Judging from the history of science, Kuhn believed that it was "implausible" to say that theory is approaching truth. There is no linear advancement of theory toward truth:

Newton's mechanics improves on Aristotle's and ... Einstein's improves on Newton's as instruments for puzzle-solving. But I can see in their succession no coherent direction of ontological development. On the contrary, in some important respects, though by no means in all, Einstein's general theory of relativity is closer to Aristotle's than... to Newton's. [31]
According to Kuhn, Einstein's theory is not merely a more complex version of Newton's. Einsteinian theory heads in its own direction; there is "no coherent direction of ontological development." This statement embodies, and indeed follows from, the idea of "Revolution" for which Kuhn argued.

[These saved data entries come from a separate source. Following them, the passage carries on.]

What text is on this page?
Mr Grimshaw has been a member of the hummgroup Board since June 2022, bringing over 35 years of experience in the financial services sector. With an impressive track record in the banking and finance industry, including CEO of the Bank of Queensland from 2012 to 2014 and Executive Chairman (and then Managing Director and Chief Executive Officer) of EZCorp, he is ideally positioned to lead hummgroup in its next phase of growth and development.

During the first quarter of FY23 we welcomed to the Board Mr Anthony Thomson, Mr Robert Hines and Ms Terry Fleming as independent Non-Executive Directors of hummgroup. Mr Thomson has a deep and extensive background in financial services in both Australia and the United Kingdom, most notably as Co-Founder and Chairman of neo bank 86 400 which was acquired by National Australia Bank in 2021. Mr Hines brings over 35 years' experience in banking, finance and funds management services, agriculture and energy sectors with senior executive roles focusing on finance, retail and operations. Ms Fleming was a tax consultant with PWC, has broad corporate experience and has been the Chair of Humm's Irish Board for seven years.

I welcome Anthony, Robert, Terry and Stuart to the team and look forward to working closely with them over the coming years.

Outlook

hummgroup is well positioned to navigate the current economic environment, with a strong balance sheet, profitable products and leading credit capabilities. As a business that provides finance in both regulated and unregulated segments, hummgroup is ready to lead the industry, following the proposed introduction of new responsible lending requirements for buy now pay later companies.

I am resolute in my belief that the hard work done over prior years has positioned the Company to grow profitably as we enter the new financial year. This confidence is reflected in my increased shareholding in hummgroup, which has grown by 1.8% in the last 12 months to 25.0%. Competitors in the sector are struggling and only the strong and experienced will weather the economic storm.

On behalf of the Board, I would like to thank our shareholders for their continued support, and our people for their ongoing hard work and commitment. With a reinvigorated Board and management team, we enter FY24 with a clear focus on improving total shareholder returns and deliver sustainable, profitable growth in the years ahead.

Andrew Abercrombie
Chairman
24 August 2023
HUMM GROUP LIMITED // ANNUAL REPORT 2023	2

In the closing chapter of his book, Kuhn proposed the need for a goal to guide science to replace the idea of progressing toward the truth:

The development process described in this essay has been a process of evolution from primitive beginnings-a process whose successive stages are characterized by an increasingly detailed and refined understanding of nature. But nothing that has been or will be said makes it a process of evolution toward anything.... We are all deeply accustomed to seeing science as the one enterprise that draws constantly nearer to some goal set by nature in advance. [32]
Kuhn thus argued against the notion of science as an activity approximating more and more closely the truth in nature. With his suggestion that human beings are forever separate from truth, Kuhn implied that truth does not guide science and thus removed from science the teleological goal of finding truth. (28)Truth cannot be observed and therefore cannot be leading scientists to better puzzle solving. Kuhn explained away truth using the analogy of Darwin's theory of evolution: "the entire process may have occurred, as we now suppose biological evolution did, without the benefit of a set goal, a permanent fixed scientific truth, of which each stage in the development of scientific knowledge is a better exemplar." [33] Science is not pulled forward by truth; science is propelled forward by the puzzles solved during normal science. As McMullin explained Kuhn's theory, as more puzzles are solved, scientists are not led to "a new level of understanding," but to "an illusion of understanding." [34] The "illusion of understanding" that Kuhn implied threatens traditional scientific rationality, for "illusion" is not at all what Newton and the logical empiricists believed to be the product of science. [35]

Kuhn issued a challenge to scientific realism and to scientific rationality itself. His theory raised many questions about the rationality of science that have been feeding a lasting controversy. The challenges facing scientific realism-the idea that guided modern science from its beginnings in the scientific revolution until the twentieth century-are such that it will probably never be restored. In a sense, we have circled back to the ancient and medieval practice of separating scientific theory from physical reality; both medieval scientists and Kuhn would agree that no theory corresponds to reality and therefore any number of theories might equally well explain a natural phenomenon. [36] Neither twentieth-century atomic theorists nor medieval astronomers are able to claim that their theories accurately describe physical phenomena. The inability to return to scientific realism suggests a tripartite division of the history of science, with a period of scientific realism fitting between two periods in which there is no insistence that theory correspond to reality. Although both scientific realism and the evolutionary idea of scientific progress appeal to common sense, both existed for only a few hundred years.